Eu: Pode explicar para nós, de forma bem resumida, como é o planejamento e escolha de canais de mídia de uma campanha de um grande anunciante? O que um anunciante considera quando está escolhendo os canais mais relevantes para se investir e como é mensurado os resultados?

Gustavo: Pra mim são 3 fatores: Alcance - Atenção - Eficiência.

Hoje, a gente precisa levar em consideração escala. Marcas líderes precisam vender toneladas de comida, toneladas de shampoo, milhares de celulares e televisores. Então, o começo é: onde eu consigo falar com mais pessoas?

Depois, você vem para: "onde eu consigo falar com mais pessoas com qualidade?".

Um vídeo de 15 segundos em TV ou YouTube consegue passar muita mensagem. Mas um story de 15 segundos é um tiro no pé, à medida que menos de 2,5% das pessoas assistem um story por mais de 3 segundos. E eficiência é onde eu consigo os 2 itens acima no melhor custo.

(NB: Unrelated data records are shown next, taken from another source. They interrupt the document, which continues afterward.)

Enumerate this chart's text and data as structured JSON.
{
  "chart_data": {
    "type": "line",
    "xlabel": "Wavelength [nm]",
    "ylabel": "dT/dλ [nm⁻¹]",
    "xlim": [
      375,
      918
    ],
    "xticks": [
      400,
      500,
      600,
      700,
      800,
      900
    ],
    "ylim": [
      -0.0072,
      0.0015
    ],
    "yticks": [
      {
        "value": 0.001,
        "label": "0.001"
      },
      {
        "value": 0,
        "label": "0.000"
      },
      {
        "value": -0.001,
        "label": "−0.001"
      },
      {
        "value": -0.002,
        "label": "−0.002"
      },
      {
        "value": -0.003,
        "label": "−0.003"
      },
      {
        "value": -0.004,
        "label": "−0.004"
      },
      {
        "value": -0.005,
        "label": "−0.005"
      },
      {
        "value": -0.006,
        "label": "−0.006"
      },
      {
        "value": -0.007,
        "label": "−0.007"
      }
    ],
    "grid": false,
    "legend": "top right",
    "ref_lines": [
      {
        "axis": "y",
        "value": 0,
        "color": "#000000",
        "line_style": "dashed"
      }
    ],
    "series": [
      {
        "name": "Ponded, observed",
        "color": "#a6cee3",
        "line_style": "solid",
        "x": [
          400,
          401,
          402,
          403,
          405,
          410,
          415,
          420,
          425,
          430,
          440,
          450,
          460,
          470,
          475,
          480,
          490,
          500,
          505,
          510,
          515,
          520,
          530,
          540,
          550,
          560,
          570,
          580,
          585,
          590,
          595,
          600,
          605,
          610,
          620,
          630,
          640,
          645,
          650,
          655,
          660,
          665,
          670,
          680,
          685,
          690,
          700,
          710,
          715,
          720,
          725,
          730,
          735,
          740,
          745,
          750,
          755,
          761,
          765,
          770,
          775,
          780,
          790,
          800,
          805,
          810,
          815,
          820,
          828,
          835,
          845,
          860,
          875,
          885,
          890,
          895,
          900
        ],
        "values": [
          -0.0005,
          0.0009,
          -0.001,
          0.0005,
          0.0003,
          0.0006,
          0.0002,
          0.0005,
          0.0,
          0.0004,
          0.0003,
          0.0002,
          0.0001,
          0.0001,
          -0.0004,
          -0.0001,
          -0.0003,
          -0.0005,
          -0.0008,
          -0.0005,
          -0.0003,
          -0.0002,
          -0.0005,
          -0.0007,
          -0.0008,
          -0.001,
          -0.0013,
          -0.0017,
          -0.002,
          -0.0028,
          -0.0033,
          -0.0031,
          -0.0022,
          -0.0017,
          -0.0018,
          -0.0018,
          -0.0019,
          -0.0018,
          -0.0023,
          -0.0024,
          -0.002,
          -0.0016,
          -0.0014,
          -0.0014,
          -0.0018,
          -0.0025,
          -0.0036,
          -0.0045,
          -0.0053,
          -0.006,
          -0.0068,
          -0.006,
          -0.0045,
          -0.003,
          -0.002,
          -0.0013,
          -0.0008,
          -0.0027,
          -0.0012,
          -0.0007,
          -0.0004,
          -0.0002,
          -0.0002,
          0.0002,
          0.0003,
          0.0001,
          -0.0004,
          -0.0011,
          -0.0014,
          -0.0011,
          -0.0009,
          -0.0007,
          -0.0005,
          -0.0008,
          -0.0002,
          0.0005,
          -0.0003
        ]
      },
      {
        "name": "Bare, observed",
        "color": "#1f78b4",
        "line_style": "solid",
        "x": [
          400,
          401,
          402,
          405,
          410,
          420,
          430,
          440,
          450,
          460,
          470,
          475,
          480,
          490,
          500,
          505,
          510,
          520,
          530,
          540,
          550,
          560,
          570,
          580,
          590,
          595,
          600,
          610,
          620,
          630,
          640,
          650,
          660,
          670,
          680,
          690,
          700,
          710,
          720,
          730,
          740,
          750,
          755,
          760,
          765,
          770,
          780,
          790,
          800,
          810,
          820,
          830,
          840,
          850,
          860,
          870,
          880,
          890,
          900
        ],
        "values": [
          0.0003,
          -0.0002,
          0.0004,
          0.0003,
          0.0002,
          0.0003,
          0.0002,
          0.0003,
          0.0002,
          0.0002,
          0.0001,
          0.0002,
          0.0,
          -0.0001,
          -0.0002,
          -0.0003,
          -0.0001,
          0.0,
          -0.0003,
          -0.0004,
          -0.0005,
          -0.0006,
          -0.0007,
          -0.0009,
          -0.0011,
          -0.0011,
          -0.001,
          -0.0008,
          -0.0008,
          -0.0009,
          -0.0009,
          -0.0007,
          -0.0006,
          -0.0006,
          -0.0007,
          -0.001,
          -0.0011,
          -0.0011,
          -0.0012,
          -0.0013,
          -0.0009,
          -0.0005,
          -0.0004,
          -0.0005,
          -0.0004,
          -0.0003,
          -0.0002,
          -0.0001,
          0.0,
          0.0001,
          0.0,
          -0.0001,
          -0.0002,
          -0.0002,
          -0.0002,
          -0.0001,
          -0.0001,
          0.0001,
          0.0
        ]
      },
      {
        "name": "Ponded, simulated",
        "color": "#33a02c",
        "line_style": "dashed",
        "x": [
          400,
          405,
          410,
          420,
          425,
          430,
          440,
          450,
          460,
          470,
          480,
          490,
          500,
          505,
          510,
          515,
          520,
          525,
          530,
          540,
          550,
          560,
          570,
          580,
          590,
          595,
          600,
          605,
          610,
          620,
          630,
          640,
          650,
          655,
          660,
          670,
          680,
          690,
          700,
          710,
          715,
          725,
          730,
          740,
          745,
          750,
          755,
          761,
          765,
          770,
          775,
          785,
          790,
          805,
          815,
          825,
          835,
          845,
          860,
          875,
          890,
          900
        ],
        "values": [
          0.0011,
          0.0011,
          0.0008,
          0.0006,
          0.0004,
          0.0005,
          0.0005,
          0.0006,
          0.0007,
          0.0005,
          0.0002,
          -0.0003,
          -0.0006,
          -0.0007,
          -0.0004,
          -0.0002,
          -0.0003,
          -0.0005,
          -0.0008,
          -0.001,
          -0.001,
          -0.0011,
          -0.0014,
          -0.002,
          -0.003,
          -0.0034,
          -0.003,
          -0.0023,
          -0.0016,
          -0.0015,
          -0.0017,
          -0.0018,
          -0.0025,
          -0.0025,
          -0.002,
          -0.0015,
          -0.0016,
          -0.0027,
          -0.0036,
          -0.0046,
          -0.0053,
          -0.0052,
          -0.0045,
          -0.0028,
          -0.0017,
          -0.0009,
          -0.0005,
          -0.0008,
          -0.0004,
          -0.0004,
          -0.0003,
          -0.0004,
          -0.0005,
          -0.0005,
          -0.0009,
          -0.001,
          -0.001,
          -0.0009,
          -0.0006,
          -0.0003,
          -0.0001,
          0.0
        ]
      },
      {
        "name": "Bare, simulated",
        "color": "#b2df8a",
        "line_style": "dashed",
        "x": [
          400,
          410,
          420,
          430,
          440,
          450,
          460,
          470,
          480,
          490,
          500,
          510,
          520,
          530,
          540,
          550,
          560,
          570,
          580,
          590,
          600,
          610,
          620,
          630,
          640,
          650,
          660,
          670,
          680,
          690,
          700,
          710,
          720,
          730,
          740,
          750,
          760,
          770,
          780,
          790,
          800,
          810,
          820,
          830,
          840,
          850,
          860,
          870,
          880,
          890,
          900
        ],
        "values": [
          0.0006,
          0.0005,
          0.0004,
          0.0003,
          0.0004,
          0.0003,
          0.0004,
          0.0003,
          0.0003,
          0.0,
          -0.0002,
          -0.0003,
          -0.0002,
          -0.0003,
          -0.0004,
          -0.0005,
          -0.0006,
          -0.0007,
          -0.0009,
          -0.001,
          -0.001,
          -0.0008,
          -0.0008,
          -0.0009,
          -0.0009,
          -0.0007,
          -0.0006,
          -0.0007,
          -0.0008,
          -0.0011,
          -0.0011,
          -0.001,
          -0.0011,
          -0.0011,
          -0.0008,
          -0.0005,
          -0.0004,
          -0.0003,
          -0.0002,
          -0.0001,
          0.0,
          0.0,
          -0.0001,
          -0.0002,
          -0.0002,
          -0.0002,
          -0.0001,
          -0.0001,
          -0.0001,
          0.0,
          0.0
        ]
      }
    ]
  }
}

Eu: Vimos um crescimento expressivo no investimento em streaming e podcasts como veículos de mídia nos últimos dois anos. Quais outros canais e possibilidades você enxerga que podem ganhar espaço no leque de mídia nos próximos dois anos?

Gustavo: Acho que streaming é sempre o mais interessante porque sua atenção está ali. Se o McLuhan fala que temos meios quentes e frios, o digital pode ser quebrado em muitos meios quentes e frios. Display tem menos atenção que vídeo.

Mas fazer mídia em plataformas de streaming ainda é um desafio pra todo mundo. Todo mundo quer fazer mídia no Netflix, mas não tem como. Nos EUA, você pode assinar Hulu e não ter comercial.

Já o podcast, em compensação, é um formato que eu acho incrível, mas muitas vezes você ouve no metrô, andando ou ainda olhando o celular. Então, sua atenção é mais dispersa ali porque você, no fundo, talvez não esteja prestando atenção em nada.

Pra mim, jogos sempre foram sub-utilizados como plataforma de mídia, especialmente em celular que você consegue ter mais atenção ou até em forma como recompensa ("assista esse comercial e ganhe x mil moedas")

O que eu acho que vai mudar não é onde a gente coloca mídia, mas o que vamos colocar.

Ninguém quer assistir um vídeo de 3 minutos sobre o manifesto da marca. Mas algo curto que seja divertido ou informativo vai ganhar espaço. A gente que trabalha como marketing gosta de falar que as pessoas se importam com as marcas. Mas eu acho que pessoas se importam com pessoas. Então trazer isso para a comunicação vai ser mais importante.